Projects
Key engineering projects I've designed and delivered across Data Engineering, Cloud Architecture, and AI/ML — spanning petabyte-scale data platforms, real-time pipelines, and enterprise migrations.
Petabyte-Scale Audience Segmentation Framework
Mobilewalla · 2024–Present
Designed and built a framework for ingestion and processing of petabyte-scale data to generate custom consumer behaviour segments, enabling clients to understand consumer insights with various predictive models at scale.
Fintech Real-Time Risk API Backend
Mobilewalla · 2024–Present
End-to-end Fintech API backend delivering near real-time feature and risk assessment data to clients. Multi-region, highly available, petabyte-scale backend with enhanced security, metering, and logging.
Feature Integrator
Mobilewalla · 2024–Present
Single source of truth encompassing all features required for various predictive models (including age and gender models). Reads petabyte-scale aggregate data once, eliminating redundant computation and significantly reducing cost.

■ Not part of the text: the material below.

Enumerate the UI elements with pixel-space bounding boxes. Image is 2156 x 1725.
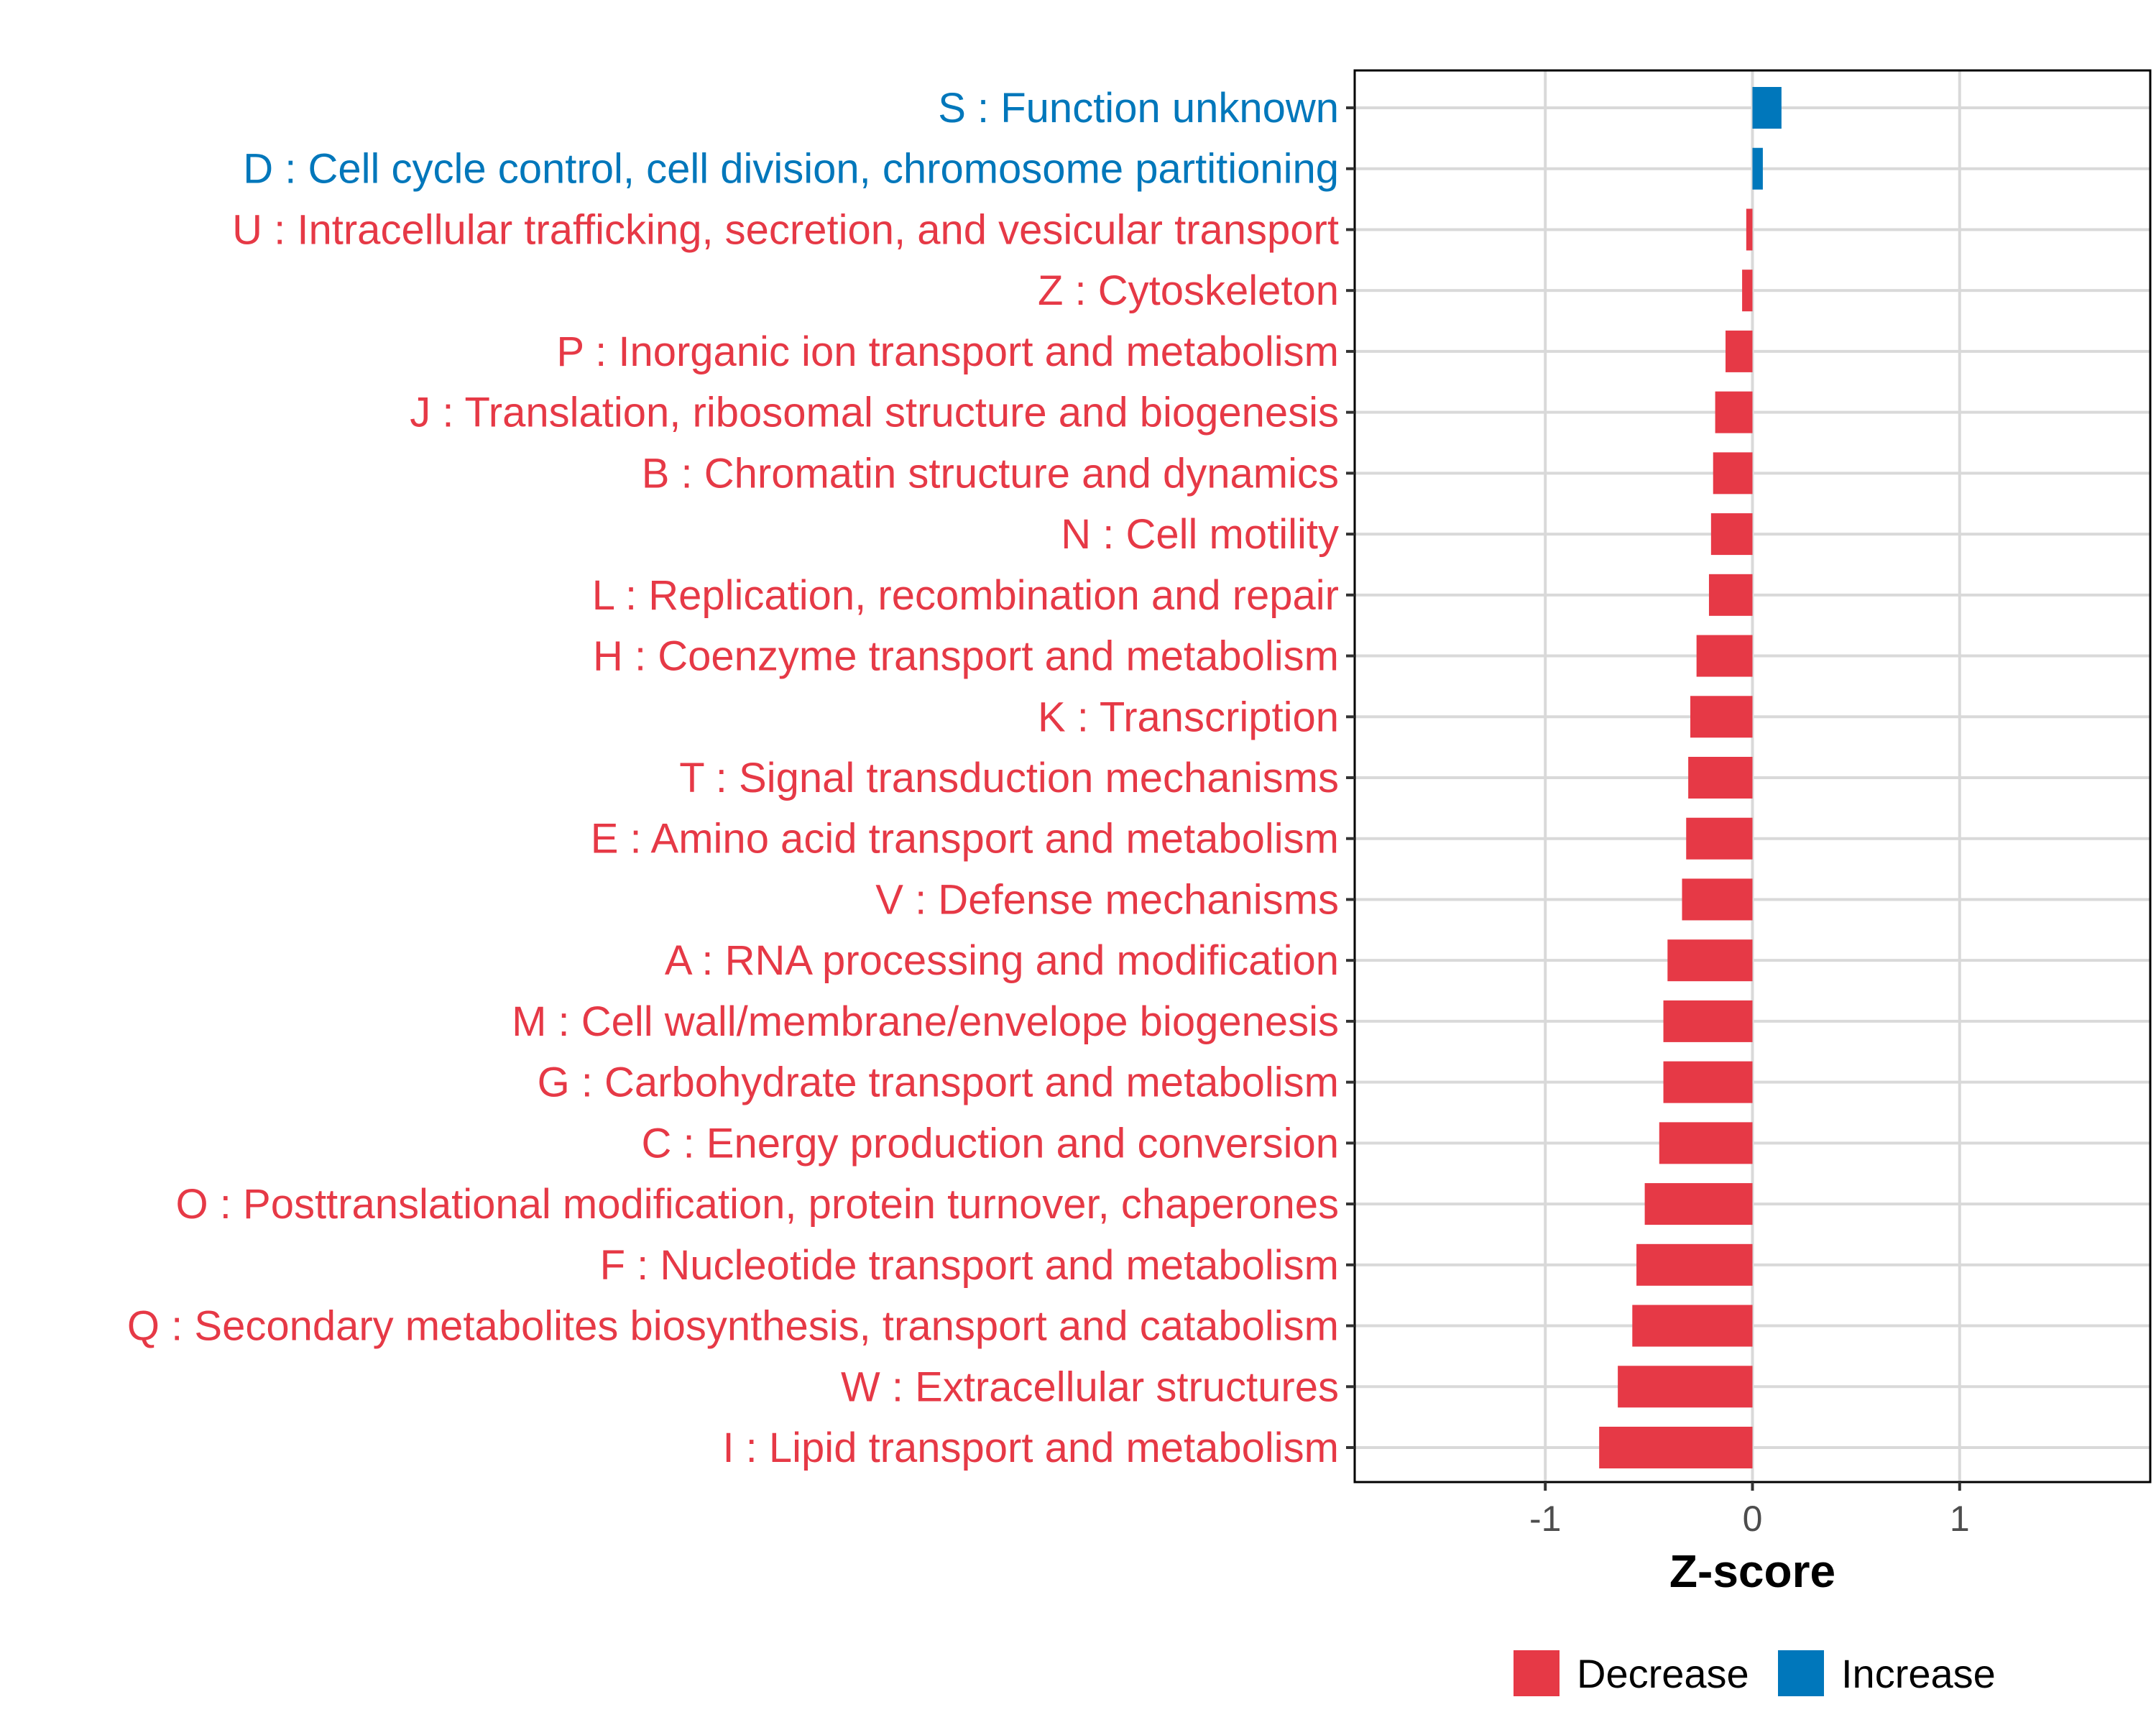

Clickstream Ingestion Pipeline
Walmart Labs · 2018–2019
Designed and built workflows to ingest high-volume clickstream data via Adobe Omniture into a Hive staging environment, producing primary DWH and secondary NoSQL aggregated feeds with Spark streaming tuning.
Real-Time Analytics Platform
Deloitte · 2016–2018
Implemented real-time analytics with Apache Kafka & Spark Streaming. Built a custom Kafka consumer for network outage data and a scalable end-to-end data pipeline integration framework via Apache Spark and Alluxio.
Teradata–Hive Data Migration
Capgemini · 2014–2016
Led migration of enterprise data warehouse from Teradata to Hive using Sqoop connector, Oozie orchestration, and custom ELT scripts. Resolved performance bottlenecks in Hive queries through optimised joins and aggregations.